I have been clearing the myths about creatine in parts, in different videos on my channel We R Stupid, time and again. This is because creatine is an extensive topic, and one video will not be able to justify the amount of research involved in this subject.
This time we are discussing another common doubt related to creatine, i.e. “What is the best time to take creatine?”
For the answer to the best time to take creatine, there have been mainly two types of prescriptions from various coaches or supplement dealers:
- Pre Workout – which is due to the argument that it will increase strength and power output during the workout.
- Post Workout – this argument was based on the age-old concept of enhanced nutrient absorption post-workout, so creatine would be absorbed better.

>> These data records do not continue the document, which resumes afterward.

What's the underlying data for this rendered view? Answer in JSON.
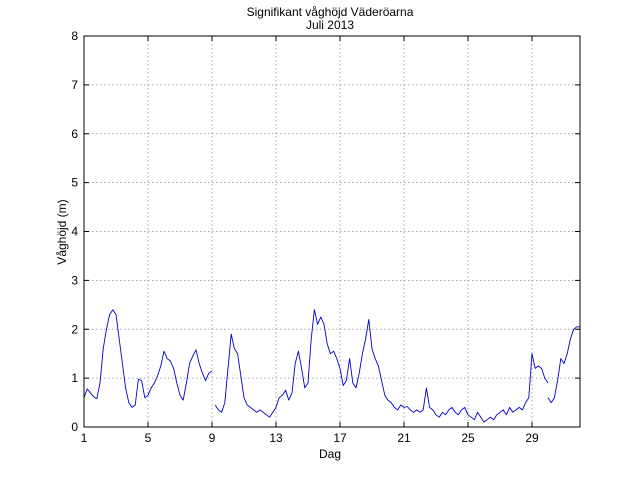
{
  "chart_data": {
    "type": "line",
    "title": "Signifikant våghöjd Väderöarna",
    "subtitle": "Juli 2013",
    "xlabel": "Dag",
    "ylabel": "Våghöjd (m)",
    "xlim": [
      1,
      32
    ],
    "ylim": [
      0,
      8
    ],
    "xticks": [
      1,
      5,
      9,
      13,
      17,
      21,
      25,
      29
    ],
    "yticks": [
      0,
      1,
      2,
      3,
      4,
      5,
      6,
      7,
      8
    ],
    "grid": true,
    "line_color": "#0000cc",
    "segments": [
      [
        [
          1.0,
          0.6
        ],
        [
          1.2,
          0.78
        ],
        [
          1.4,
          0.7
        ],
        [
          1.6,
          0.62
        ],
        [
          1.8,
          0.58
        ],
        [
          2.0,
          0.9
        ],
        [
          2.2,
          1.6
        ],
        [
          2.4,
          2.0
        ],
        [
          2.6,
          2.3
        ],
        [
          2.8,
          2.4
        ],
        [
          3.0,
          2.3
        ],
        [
          3.2,
          1.8
        ],
        [
          3.4,
          1.3
        ],
        [
          3.6,
          0.8
        ],
        [
          3.8,
          0.5
        ],
        [
          4.0,
          0.4
        ],
        [
          4.2,
          0.45
        ],
        [
          4.4,
          0.98
        ],
        [
          4.6,
          0.95
        ],
        [
          4.8,
          0.6
        ],
        [
          5.0,
          0.65
        ],
        [
          5.2,
          0.8
        ],
        [
          5.4,
          0.9
        ],
        [
          5.6,
          1.05
        ],
        [
          5.8,
          1.25
        ],
        [
          6.0,
          1.55
        ],
        [
          6.2,
          1.4
        ],
        [
          6.4,
          1.35
        ],
        [
          6.6,
          1.2
        ],
        [
          6.8,
          0.9
        ],
        [
          7.0,
          0.65
        ],
        [
          7.2,
          0.55
        ],
        [
          7.4,
          0.9
        ],
        [
          7.6,
          1.3
        ],
        [
          7.8,
          1.45
        ],
        [
          8.0,
          1.58
        ],
        [
          8.2,
          1.3
        ],
        [
          8.4,
          1.1
        ],
        [
          8.6,
          0.95
        ],
        [
          8.8,
          1.1
        ],
        [
          9.0,
          1.15
        ]
      ],
      [
        [
          9.2,
          0.45
        ],
        [
          9.4,
          0.35
        ],
        [
          9.6,
          0.3
        ],
        [
          9.8,
          0.5
        ],
        [
          10.0,
          1.2
        ],
        [
          10.2,
          1.9
        ],
        [
          10.4,
          1.6
        ],
        [
          10.6,
          1.5
        ],
        [
          10.8,
          1.05
        ],
        [
          11.0,
          0.6
        ],
        [
          11.2,
          0.45
        ],
        [
          11.4,
          0.4
        ],
        [
          11.6,
          0.35
        ],
        [
          11.8,
          0.3
        ],
        [
          12.0,
          0.35
        ],
        [
          12.2,
          0.3
        ],
        [
          12.4,
          0.25
        ],
        [
          12.6,
          0.2
        ],
        [
          12.8,
          0.3
        ],
        [
          13.0,
          0.4
        ],
        [
          13.2,
          0.6
        ],
        [
          13.4,
          0.65
        ],
        [
          13.6,
          0.75
        ],
        [
          13.8,
          0.55
        ],
        [
          14.0,
          0.7
        ],
        [
          14.2,
          1.3
        ],
        [
          14.4,
          1.55
        ],
        [
          14.6,
          1.2
        ],
        [
          14.8,
          0.8
        ],
        [
          15.0,
          0.9
        ],
        [
          15.2,
          1.8
        ],
        [
          15.4,
          2.4
        ],
        [
          15.6,
          2.1
        ],
        [
          15.8,
          2.25
        ],
        [
          16.0,
          2.1
        ],
        [
          16.2,
          1.7
        ],
        [
          16.4,
          1.5
        ],
        [
          16.6,
          1.55
        ],
        [
          16.8,
          1.4
        ],
        [
          17.0,
          1.2
        ],
        [
          17.2,
          0.85
        ],
        [
          17.4,
          0.95
        ],
        [
          17.6,
          1.4
        ],
        [
          17.8,
          0.9
        ],
        [
          18.0,
          0.8
        ],
        [
          18.2,
          1.1
        ],
        [
          18.4,
          1.5
        ],
        [
          18.6,
          1.8
        ],
        [
          18.8,
          2.2
        ],
        [
          19.0,
          1.6
        ],
        [
          19.2,
          1.4
        ],
        [
          19.4,
          1.25
        ],
        [
          19.6,
          0.95
        ],
        [
          19.8,
          0.65
        ],
        [
          20.0,
          0.55
        ],
        [
          20.2,
          0.5
        ],
        [
          20.4,
          0.4
        ],
        [
          20.6,
          0.35
        ],
        [
          20.8,
          0.45
        ],
        [
          21.0,
          0.4
        ],
        [
          21.2,
          0.42
        ],
        [
          21.4,
          0.35
        ],
        [
          21.6,
          0.3
        ],
        [
          21.8,
          0.35
        ],
        [
          22.0,
          0.3
        ],
        [
          22.2,
          0.35
        ],
        [
          22.4,
          0.8
        ],
        [
          22.6,
          0.4
        ],
        [
          22.8,
          0.35
        ],
        [
          23.0,
          0.25
        ],
        [
          23.2,
          0.2
        ],
        [
          23.4,
          0.3
        ],
        [
          23.6,
          0.25
        ],
        [
          23.8,
          0.35
        ],
        [
          24.0,
          0.4
        ],
        [
          24.2,
          0.3
        ],
        [
          24.4,
          0.25
        ],
        [
          24.6,
          0.35
        ],
        [
          24.8,
          0.4
        ],
        [
          25.0,
          0.25
        ],
        [
          25.2,
          0.2
        ],
        [
          25.4,
          0.15
        ],
        [
          25.6,
          0.3
        ],
        [
          25.8,
          0.2
        ],
        [
          26.0,
          0.1
        ],
        [
          26.2,
          0.15
        ],
        [
          26.4,
          0.2
        ],
        [
          26.6,
          0.15
        ],
        [
          26.8,
          0.25
        ],
        [
          27.0,
          0.3
        ],
        [
          27.2,
          0.35
        ],
        [
          27.4,
          0.25
        ],
        [
          27.6,
          0.4
        ],
        [
          27.8,
          0.3
        ],
        [
          28.0,
          0.35
        ],
        [
          28.2,
          0.4
        ],
        [
          28.4,
          0.35
        ],
        [
          28.6,
          0.5
        ],
        [
          28.8,
          0.6
        ],
        [
          29.0,
          1.5
        ],
        [
          29.2,
          1.2
        ],
        [
          29.4,
          1.25
        ],
        [
          29.6,
          1.2
        ],
        [
          29.8,
          1.0
        ],
        [
          30.0,
          0.9
        ]
      ],
      [
        [
          30.0,
          0.6
        ],
        [
          30.2,
          0.5
        ],
        [
          30.4,
          0.6
        ],
        [
          30.6,
          0.95
        ],
        [
          30.8,
          1.4
        ],
        [
          31.0,
          1.3
        ],
        [
          31.2,
          1.5
        ],
        [
          31.4,
          1.8
        ],
        [
          31.6,
          2.0
        ],
        [
          31.8,
          2.05
        ],
        [
          32.0,
          2.05
        ]
      ]
    ]
  }
}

A 2013 study in the International Journal of Sports Science & Nutrition, by Jose Antonio & V. Ciccone, tested the best time to take creatine intake, on 19 male bodybuilders. Subjects were assigned to one of the following groups: PRE-SUPP or POST-SUPP workout supplementation of creatine (5 grams). The PRE-SUPP group consumed 5 grams of creatine immediately before exercise. On the other hand, the POST-SUPP group consumed 5 grams immediately after exercise. Subjects trained on average five days per week for four weeks. Subjects consumed the supplement on the two non-training days at their convenience. The study concluded that creatine supplementation plus resistance exercise increases fat-free mass and strength. Based on the magnitude inferences it appears that consuming creatine immediately post-workout is superior to pre-workout vis a vis body composition and strength.
However, the problem with this study was that the difference observed was extremely little, which actually means that the timing didn’t matter. The conclusion was merely for the sake of the concluding. When the study was broken down on a case-by-case basis, they did not find any significant differences between the groups, but they did find a trend that suggested that there may be a difference.
Another study by a team of Canadian researchers, led by D.G. Candow, in 2014 in the journal Research in Sports Medicine, compared the effects of creatine supplementation before vs. after supervised resistance training in healthy older adults as compared to a placebo. Participants were divided into one of two groups: Resistance training (RT) was performed 3 days/week, on non-consecutive days, for 12 weeks. Over the 12-week training period, both groups experienced a significant increase in whole-body lean tissue mass, limb muscle thickness, and upper and lower body strength and a decrease in muscle protein catabolism, with no differences between groups. Changes in muscle mass or strength were seen to be similar when creatine was ingested before or after supervised resistance training in older adults.
In a 2015 study in the journal Applied Physiology, Nutrition & Metabolism, by D.G. Candow & team, studied creatine intake timings in older adults (50-71 years), as compared to a placebo. They found that Creatine supplementation, independent of the timing of ingestion, increased muscle strength more than placebo. However, the researchers also suggested that creatine supplementation in close proximity to resistance training may be an important strategy for increasing muscle mass and strength.
I couldn’t find any study which dictates the best time to take creatine intake conclusively. According to Kamal Patel of examine.com, “As creatine is stored in the body, you can take it any time. While some personal trainers recommend taking it after a workout, this has no difference in uptake.”
As a final conclusion, I would suggest, that creatine can be taken anytime, better would be to take to near to your workout.